Shields / Safety service Same — separate library concern.
Eval / Benchmarks / Scoring Separate test/eval tooling, not inference.
SyntheticDataGeneration Out of scope.
Telemetry spans (OTEL) Users can add their own around LlamaModel calls.
VectorDB / VectorStore / RAG Would duplicate ObjectBox / Lucene / pgvector / Chroma integrations. Higher-level libs do this better.
Files / Datasets REST-only concept; no on-device analogue.
HTTP client conveniences (retries, proxy, timeouts) N/A for in-process JNI.

4. Suggested rollout order

Historical note (kept for context). All ten items below are now SHIPPED — the original §2.1 / §2.2 / §2.5 / §2.7 / §2.3 / §2.4 / §2.8 / §2.9 / §2.6 / §2.10 sequence was delivered across PR #188 and PR #189. §2.10 ships cooperative only; the M-effort sub-token follow-up was attempted twice and reverted (see the postmortem in the §2.10 entry above for why). §2.1 ended up much smaller than the original L estimate once the upstream OAI chat path was found to already accept image_url blocks.
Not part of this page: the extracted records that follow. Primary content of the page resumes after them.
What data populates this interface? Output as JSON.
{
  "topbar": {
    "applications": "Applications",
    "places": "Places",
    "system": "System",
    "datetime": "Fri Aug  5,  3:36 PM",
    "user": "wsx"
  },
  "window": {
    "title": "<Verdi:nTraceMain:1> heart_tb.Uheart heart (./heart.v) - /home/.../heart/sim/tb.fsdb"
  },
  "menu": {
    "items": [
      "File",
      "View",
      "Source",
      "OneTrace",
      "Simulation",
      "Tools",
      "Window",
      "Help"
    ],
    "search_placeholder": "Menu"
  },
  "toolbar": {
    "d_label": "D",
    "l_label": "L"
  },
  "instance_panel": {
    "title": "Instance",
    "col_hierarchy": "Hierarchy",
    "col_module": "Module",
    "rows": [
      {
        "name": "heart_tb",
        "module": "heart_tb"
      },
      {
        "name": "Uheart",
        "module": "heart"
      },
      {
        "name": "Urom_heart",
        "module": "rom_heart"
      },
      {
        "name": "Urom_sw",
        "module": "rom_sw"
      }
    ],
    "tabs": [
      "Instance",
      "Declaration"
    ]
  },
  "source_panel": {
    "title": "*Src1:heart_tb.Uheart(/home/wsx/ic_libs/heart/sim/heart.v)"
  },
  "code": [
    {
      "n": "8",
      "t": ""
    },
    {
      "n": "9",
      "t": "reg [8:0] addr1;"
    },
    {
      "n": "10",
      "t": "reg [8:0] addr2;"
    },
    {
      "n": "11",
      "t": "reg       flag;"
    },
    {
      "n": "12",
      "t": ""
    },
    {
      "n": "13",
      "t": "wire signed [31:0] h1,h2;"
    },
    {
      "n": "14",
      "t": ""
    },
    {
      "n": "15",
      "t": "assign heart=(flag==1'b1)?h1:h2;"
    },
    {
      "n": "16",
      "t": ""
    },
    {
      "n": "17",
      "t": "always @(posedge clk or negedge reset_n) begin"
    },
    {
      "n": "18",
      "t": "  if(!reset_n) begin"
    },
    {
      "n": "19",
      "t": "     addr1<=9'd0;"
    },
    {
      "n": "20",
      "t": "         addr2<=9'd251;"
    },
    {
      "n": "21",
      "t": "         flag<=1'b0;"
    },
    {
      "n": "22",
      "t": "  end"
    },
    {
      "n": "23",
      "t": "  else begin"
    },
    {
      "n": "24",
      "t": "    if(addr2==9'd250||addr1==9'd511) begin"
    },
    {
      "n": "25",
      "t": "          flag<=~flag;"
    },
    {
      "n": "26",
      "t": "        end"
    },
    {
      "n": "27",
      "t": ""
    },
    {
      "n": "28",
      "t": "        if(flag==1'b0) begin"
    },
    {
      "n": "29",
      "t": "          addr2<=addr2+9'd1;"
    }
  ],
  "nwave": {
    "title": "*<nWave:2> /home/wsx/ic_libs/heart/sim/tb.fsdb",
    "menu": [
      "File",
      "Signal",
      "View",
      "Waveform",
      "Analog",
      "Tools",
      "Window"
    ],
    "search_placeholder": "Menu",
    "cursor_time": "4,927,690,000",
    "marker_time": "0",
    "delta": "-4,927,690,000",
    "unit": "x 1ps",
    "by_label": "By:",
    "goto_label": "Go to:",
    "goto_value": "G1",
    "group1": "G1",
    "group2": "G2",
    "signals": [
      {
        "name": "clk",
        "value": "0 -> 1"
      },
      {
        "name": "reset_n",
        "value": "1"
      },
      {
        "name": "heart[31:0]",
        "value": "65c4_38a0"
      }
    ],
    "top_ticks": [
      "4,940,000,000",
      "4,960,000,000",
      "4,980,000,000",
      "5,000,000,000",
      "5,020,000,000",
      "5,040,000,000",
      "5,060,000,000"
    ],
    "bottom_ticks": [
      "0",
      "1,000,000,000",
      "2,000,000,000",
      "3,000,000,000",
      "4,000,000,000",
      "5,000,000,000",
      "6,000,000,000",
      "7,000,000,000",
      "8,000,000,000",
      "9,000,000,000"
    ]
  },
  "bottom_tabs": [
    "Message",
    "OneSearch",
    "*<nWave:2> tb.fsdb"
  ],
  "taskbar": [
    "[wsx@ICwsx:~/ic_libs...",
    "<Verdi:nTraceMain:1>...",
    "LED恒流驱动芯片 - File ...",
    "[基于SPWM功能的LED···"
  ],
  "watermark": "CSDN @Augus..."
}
This section is preserved so the original effort estimates can be compared against what actually shipped; it is no longer a roadmap.

  1. §2.1 Multimodal (L) — biggest capability gap, isolated subsystem.
  2. §2.2 Typed Chat model + tool calling (M) — foundational; other features (usage, logprobs, async) all return / accept these types.
  3. §2.5 Usage / Timings (XS) — quick, lands inside §2.2.
  4. §2.7 + §2.10 Cancellation primitive (S) — small JNI add, unblocks §2.3.
  5. §2.3 Async API (S–M)CompletableFuture first, reactive later.
  6. §2.4 Batch inference (M).
  7. §2.6 Session helper (S).
  8. §2.8 Structured-output helpers (S).
  9. §2.9 Logprobs in result (S).

Total realistic effort for the full list: ~5–7 engineer-weeks, with multimodal alone accounting for roughly a third of that.

5. Open questions

  • Multimodal scope — vision only first, or also audio (Qwen-Audio, Whisper-style mmproj)?
  • Reactive dep — use java.util.concurrent.Flow (JDK 9+ but project targets bytecode 1.8) or add Reactive Streams as an optional Maven classifier?
  • Tool calling — expose the raw common_chat_* parser output, or normalize to an OpenAI-compatible shape?
  • Session persistence format — reuse llama.cpp's slot binary file, or also store the message history as JSON next to it?